The prevalence of companies requiring executive candidates to complete an assessment has boomed over the past few years, according to Metheny. Since the firm developed a new set of assessments three years ago, it’s assessed about 700 executives, he says. In only four or five of those cases did Metheny spot what those in the assessment field call “positive fakers” or “impression managers.”
“Even if you are aware of what traits you have that might not play well in this hiring situation, it’s difficult to do because of the way the assessments are constructed,” he says. “When you’re answering 400 questions and see the same one asked three times in three different ways, it starts to get complex.”
There’s a huge amount of research that validates the efficacy of behavioral assessments, Metheny says. For example, a large group of people were given an assessment and shown the results. Later they were told they had another chance to take the test, and that the results would used for determining promotions. “If there was ever a time to game it, that was it,” Metheny says. Yet the results were almost identical to the first assessment.
He acknowledges that experience, skills, and knowledge are the most important factors in selecting a top executive. But if there are multiple candidates that are about even in those areas, “then the assessments can be very helpful in making a final decision.”
A key purpose of the assessments is to identify “derailing” behaviors — those that appear infrequently but regularly that could impede or derail an executive’s success. But the presence of such traits shouldn’t necessarily disqualify a candidate, Metheny advises.
“Most people have potentially derailing behaviors, at least to some degree.
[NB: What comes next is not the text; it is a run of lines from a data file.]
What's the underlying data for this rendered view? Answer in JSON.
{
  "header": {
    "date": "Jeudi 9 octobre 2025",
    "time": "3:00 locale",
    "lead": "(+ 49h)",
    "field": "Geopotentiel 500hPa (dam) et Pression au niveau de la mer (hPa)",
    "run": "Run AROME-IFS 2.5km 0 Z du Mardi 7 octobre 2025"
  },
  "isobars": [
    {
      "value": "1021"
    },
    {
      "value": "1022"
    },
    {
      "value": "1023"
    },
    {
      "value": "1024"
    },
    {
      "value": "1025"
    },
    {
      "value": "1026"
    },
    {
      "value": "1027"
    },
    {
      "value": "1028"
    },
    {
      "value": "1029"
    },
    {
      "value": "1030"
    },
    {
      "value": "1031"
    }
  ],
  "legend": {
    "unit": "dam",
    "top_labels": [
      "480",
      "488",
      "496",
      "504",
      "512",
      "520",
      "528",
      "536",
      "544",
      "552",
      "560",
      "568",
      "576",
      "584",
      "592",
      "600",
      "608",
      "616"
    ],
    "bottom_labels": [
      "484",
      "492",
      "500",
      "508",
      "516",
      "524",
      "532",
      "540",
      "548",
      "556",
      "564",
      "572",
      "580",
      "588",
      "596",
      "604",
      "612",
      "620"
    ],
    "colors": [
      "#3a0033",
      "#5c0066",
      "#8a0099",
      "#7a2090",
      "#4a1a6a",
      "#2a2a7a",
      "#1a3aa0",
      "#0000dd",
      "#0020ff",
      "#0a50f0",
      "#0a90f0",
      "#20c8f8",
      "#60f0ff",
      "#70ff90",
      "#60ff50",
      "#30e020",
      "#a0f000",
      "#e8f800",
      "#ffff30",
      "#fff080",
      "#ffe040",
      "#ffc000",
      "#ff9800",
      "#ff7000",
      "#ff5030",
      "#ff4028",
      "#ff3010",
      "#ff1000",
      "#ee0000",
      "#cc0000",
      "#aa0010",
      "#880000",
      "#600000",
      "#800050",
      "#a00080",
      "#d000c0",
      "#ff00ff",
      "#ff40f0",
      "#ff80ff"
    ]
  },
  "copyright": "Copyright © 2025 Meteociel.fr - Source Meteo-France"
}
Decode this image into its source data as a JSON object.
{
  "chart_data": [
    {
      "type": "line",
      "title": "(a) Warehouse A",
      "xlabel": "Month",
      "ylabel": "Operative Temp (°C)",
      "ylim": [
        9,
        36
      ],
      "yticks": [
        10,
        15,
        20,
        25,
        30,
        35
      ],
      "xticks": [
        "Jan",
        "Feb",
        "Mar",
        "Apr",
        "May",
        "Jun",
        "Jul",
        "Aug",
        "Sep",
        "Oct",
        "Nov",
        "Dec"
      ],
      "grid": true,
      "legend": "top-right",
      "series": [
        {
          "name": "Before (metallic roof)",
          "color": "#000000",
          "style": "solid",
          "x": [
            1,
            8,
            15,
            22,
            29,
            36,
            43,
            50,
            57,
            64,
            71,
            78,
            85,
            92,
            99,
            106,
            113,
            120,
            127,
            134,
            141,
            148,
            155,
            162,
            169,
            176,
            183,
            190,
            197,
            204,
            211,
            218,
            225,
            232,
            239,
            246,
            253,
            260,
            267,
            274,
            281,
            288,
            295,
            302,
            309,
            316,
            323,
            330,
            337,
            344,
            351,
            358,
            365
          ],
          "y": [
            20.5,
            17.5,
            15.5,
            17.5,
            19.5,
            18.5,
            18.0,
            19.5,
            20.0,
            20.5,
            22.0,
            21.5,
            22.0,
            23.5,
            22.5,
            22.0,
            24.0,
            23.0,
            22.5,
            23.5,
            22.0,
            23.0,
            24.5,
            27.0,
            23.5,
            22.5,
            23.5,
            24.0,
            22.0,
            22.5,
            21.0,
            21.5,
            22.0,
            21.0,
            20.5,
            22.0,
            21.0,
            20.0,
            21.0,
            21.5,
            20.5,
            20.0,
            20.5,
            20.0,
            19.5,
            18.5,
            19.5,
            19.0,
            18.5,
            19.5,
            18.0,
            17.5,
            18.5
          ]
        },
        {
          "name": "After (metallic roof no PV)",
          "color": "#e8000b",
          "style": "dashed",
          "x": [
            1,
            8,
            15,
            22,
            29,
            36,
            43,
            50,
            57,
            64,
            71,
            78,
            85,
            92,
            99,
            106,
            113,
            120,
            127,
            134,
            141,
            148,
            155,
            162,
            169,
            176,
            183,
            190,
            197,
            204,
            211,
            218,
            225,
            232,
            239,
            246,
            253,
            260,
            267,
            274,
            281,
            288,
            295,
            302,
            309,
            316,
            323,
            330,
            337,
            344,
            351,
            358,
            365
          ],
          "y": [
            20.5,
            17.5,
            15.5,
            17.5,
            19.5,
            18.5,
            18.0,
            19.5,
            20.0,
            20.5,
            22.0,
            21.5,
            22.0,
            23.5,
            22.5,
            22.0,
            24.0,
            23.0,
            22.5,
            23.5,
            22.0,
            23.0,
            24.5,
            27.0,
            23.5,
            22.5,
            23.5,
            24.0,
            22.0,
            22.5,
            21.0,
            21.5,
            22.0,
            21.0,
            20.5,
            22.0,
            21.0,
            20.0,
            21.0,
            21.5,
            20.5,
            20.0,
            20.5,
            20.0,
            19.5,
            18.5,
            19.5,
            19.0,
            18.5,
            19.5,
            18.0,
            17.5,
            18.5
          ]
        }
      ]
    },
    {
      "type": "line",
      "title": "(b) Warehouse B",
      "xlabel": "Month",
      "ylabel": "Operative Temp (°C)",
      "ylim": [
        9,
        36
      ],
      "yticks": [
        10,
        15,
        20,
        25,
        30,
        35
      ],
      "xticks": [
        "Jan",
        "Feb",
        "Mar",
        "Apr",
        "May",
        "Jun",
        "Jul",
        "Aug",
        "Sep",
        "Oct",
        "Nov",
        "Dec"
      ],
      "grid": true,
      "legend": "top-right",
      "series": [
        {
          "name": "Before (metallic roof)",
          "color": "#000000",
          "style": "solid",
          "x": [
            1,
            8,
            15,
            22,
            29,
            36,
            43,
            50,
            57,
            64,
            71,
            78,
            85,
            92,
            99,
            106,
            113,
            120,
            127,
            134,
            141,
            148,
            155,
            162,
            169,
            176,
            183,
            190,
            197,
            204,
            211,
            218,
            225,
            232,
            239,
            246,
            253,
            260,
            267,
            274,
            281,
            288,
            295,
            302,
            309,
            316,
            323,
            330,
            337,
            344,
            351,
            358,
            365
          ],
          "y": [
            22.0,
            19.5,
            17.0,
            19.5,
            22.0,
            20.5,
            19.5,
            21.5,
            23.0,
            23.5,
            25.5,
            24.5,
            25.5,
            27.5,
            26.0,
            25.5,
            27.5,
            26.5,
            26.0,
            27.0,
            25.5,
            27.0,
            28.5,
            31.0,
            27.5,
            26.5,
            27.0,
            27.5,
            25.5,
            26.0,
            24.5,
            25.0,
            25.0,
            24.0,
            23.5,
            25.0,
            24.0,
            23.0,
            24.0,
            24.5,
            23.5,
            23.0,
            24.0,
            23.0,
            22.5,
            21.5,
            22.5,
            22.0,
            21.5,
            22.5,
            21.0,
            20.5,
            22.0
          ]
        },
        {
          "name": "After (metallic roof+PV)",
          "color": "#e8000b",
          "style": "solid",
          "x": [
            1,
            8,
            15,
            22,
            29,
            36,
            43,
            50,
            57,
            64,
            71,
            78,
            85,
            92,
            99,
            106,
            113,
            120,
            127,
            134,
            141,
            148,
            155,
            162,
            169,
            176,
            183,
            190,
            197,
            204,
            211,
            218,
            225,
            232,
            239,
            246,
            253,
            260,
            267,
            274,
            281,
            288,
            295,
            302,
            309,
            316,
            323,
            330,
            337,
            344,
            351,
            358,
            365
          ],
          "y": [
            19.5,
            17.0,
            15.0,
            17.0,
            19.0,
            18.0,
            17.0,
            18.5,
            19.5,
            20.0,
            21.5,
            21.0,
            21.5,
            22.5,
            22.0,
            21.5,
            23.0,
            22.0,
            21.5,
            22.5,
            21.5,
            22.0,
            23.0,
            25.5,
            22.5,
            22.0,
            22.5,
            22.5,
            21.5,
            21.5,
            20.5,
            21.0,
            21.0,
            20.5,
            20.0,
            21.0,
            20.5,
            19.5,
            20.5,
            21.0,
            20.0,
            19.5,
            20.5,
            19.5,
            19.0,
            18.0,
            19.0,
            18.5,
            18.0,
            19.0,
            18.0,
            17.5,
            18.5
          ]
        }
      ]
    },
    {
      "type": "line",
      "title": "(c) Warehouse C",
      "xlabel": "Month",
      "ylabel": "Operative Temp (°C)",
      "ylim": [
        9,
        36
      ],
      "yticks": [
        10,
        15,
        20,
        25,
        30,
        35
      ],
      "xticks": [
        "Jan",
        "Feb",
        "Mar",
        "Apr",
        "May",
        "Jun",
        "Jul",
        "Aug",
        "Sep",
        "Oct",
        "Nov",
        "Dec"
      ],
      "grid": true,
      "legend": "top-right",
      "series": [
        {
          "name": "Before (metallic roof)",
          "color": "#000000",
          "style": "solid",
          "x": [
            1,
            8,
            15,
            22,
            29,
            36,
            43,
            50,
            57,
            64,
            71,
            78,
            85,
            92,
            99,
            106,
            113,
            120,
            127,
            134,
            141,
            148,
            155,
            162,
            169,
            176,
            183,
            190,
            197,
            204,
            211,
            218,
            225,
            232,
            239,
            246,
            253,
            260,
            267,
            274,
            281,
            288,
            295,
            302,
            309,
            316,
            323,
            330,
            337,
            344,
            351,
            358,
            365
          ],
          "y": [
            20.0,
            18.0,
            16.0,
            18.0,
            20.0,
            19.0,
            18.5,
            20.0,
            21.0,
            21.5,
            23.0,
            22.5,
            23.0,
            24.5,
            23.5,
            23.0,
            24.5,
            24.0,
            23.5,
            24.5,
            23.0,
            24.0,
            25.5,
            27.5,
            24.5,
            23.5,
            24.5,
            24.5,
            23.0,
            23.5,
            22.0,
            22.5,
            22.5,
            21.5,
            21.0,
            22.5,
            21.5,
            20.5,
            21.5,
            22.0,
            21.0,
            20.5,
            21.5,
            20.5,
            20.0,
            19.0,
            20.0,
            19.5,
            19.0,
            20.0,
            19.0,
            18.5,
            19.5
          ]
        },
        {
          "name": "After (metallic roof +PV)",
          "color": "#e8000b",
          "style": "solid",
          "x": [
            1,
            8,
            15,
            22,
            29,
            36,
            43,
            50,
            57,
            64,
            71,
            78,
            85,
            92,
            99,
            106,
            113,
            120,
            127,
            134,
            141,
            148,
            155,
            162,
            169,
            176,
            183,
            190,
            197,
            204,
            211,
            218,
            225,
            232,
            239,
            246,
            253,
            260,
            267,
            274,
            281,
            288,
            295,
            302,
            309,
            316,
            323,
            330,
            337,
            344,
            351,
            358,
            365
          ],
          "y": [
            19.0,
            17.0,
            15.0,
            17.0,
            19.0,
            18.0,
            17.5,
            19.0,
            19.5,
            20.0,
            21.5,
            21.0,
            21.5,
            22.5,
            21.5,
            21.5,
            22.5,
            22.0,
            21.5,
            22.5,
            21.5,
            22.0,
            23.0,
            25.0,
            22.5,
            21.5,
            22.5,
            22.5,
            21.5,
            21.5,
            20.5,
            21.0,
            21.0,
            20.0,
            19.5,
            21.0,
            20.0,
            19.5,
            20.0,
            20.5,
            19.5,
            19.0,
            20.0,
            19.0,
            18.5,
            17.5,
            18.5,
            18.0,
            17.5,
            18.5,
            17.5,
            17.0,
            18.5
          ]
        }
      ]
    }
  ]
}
But hiring someone with your eyes wide open is a lot different than having to call me nine months later asking what’s going on with this person you thought was going to be fantastic.”
Companies frequently want to know whether behavioral assessments can predict whether an executive is likely to stick around for several years. “I can’t answer that,” Metheny says. “What I can say is that there can be indications that someone has a strong interest in upward mobility. But if that person also has strong values, and the company creates an environment in which the person can actualize those values, it will be harder for him or her to leave.”